Theoretically, this is very well within the scope of the ‘web3’ movement (quite different from the web 3.0 movement which has mostly died out). I would love for that to be the case, but unfortunately I’ve found almost nothing about the ‘crypto’ or ‘web3’ communities attractive. I’m going to try write down why in this post.

Most of this isn’t unique thought - others have written about these with much more citations, and deeper analysis than I have. I encourate you to seek those out and read them. This is also not an exhaustive list, but a bare minimum.
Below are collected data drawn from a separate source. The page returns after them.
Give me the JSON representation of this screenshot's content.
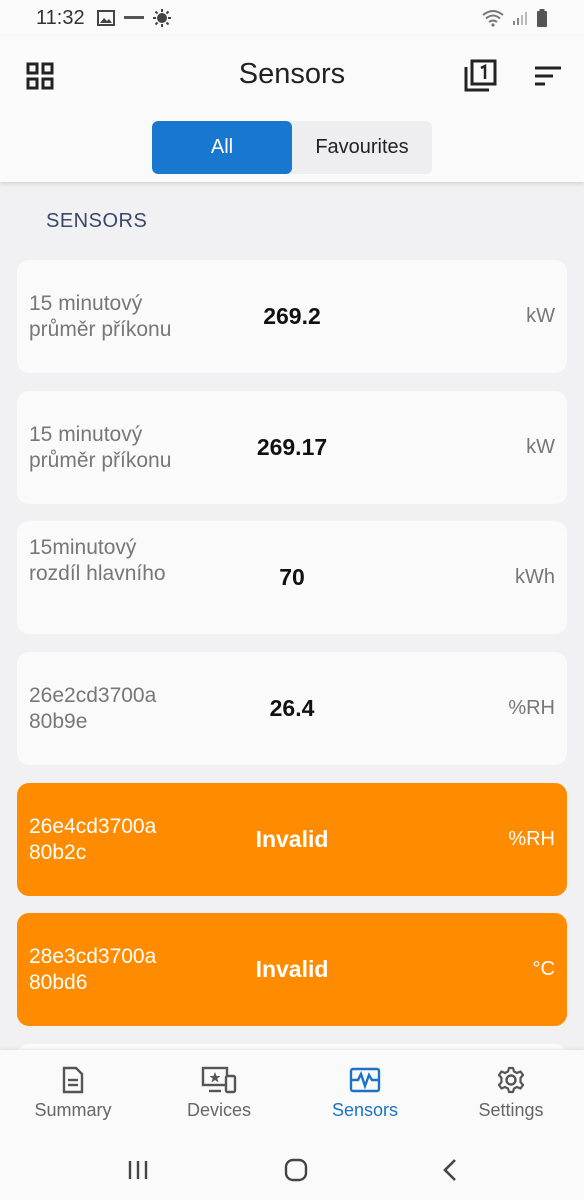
{
  "status_bar": {
    "time": "11:32"
  },
  "header": {
    "title": "Sensors"
  },
  "tabs": [
    {
      "label": "All",
      "active": true
    },
    {
      "label": "Favourites",
      "active": false
    }
  ],
  "section_title": "SENSORS",
  "sensors": [
    {
      "name": "15 minutový průměr příkonu",
      "value": "269.2",
      "unit": "kW",
      "state": "normal"
    },
    {
      "name": "15 minutový průměr příkonu",
      "value": "269.17",
      "unit": "kW",
      "state": "normal"
    },
    {
      "name": "15minutový rozdíl hlavního",
      "value": "70",
      "unit": "kWh",
      "state": "normal"
    },
    {
      "name": "26e2cd3700a 80b9e",
      "value": "26.4",
      "unit": "%RH",
      "state": "normal"
    },
    {
      "name": "26e4cd3700a 80b2c",
      "value": "Invalid",
      "unit": "%RH",
      "state": "invalid"
    },
    {
      "name": "28e3cd3700a 80bd6",
      "value": "Invalid",
      "unit": "°C",
      "state": "invalid"
    }
  ],
  "bottom_nav": [
    {
      "label": "Summary",
      "icon": "document-icon",
      "active": false
    },
    {
      "label": "Devices",
      "icon": "devices-icon",
      "active": false
    },
    {
      "label": "Sensors",
      "icon": "sensor-wave-icon",
      "active": true
    },
    {
      "label": "Settings",
      "icon": "gear-icon",
      "active": false
    }
  ],
  "colors": {
    "accent": "#1878d0",
    "invalid": "#ff8c00",
    "nav_active": "#1a73c4"
  }
}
Environmental impact of proof of work

Difficult for me to get past the environmental impact of most proof of work systems. Any renewable energy they use is energy that could be used to take more fossil fuels off the grid. I don’t want proof of work systems to switch to renewable energy - I want them to stop existing.

The rich get richer

In the economic models of almost all ‘crypto’, growing inequality is a feature, not a bug. This is outright formalized in Proof of Stake systems, and is de-facto true in most Proof of Work systems. I don’t really want to live in a world that is even more unequal than the one I live in now. Fixes to this would be fundamental to any possible positive outcome from the ‘crypto’ community.

“Distributed Ledger” is not a solution to many problems

The buzzwordiness of ‘blockchain’, ‘crypto’ and ‘web3’ mean they’re now being forcefit into problems they are very poor solutions for. Every time I see the word ‘blockchain’, I mentally replace it with ‘distributed ledger’, and see if it can still be a good fit for the given problem. Most often, it does not. Problems often have to be reframed in terms of ’transactions’ to have a blockchain solve them, and I think this reframing is often fundamentally problematic - life isn’t transactional. When all you have is a distributed ledger, everything looks like a problem of incentives.

So any time something purports to solve a problem that is not use as a currency using a blockchain, consider carefully the problem it is solving, and seeing if the solutions it is proposing actually solve the problem in a way that is generally usable given latency and throughput consideration.

Let’s evaluate the tech on a case-by-case basis

The fediverse is quite cool. I think of IPFS as the spiritual successor to bittorrent in many ways (yes, I know they consider themselves to be web3). There’s a lot of really cool conceptual work happening in removing ourselves from being beholden to a couple of major corporations that doesn’t necessarily require buying into a speculative, environmentally disastrous property bubble. I want to evaluate each tech that might be solving a problem I find important, but if it has brought in strongly to the ‘crypto’ or ‘web3’ hype, it just has a much bigger bar to clear to prove that it just isn’t a speculative ponzi scheme.

I can’t wait for the huge amounts of money, wasteful proof of work and the hype train to die out, so we can pick up the useful tech that comes out of this.